As such, Talk Radio's a mean play with a bitter and hateful view of humanity, though it seemed entirely lost on the audience the night I saw it. "Everything's screwed up and you like it that way," Barry shouts in a blazing monologue at the play's finale, "you're pathetic...I despise each and every one of you," and you can't help but think Bogosian really feels the same way about the audience of tourists and bourgeois New Yorkers filling the seats.

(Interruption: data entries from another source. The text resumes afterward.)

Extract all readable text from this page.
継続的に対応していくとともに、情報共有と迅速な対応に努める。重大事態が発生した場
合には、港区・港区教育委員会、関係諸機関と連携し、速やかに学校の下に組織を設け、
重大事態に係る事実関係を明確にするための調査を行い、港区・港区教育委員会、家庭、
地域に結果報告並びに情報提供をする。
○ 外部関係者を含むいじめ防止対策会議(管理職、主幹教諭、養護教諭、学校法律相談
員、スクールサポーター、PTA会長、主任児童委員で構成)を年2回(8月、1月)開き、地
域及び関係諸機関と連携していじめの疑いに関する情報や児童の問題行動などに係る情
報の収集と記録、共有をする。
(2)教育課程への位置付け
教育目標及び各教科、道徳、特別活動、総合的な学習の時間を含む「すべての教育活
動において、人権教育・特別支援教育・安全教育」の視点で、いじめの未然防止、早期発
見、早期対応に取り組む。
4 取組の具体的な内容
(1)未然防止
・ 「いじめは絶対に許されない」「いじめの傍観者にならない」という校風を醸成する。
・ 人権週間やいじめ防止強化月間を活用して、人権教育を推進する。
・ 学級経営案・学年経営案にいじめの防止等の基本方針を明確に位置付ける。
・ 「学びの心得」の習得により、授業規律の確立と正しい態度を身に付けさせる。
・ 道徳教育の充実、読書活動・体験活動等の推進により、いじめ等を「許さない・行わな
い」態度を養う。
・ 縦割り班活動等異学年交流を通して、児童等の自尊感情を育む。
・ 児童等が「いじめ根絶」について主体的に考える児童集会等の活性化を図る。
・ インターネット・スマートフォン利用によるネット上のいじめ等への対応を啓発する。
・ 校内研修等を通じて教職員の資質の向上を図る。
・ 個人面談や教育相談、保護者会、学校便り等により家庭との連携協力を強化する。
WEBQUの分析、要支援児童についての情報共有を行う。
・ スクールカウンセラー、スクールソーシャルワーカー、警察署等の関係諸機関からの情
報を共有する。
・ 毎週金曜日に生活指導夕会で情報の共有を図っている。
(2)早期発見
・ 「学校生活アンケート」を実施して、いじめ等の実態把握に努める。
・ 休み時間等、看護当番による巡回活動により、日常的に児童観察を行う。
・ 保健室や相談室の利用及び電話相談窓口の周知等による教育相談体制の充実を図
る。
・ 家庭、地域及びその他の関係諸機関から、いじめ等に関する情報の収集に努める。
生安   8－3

For a play that goes out of its way to tell its audience how stupid and worthless it is, though, Talk Radio elicited quite an enthusiastic round of applause from the audience who, I suppose, either wasn't paying attention or thought that the electrified Schreiber surely couldn't have meant them, as they hooted and hollered like a pack of morons in need of their own god. Sadly, you could argue that the play is a success because it proves its own thesis; the appropriate response to Talk Radio is, of course, to walk out, but then of course you'd not only be wasting a hundred dollar ticket but also missing out on a criticism well worth hearing. As long as you're not too haughty to actually hear it, or too offended to enjoy it.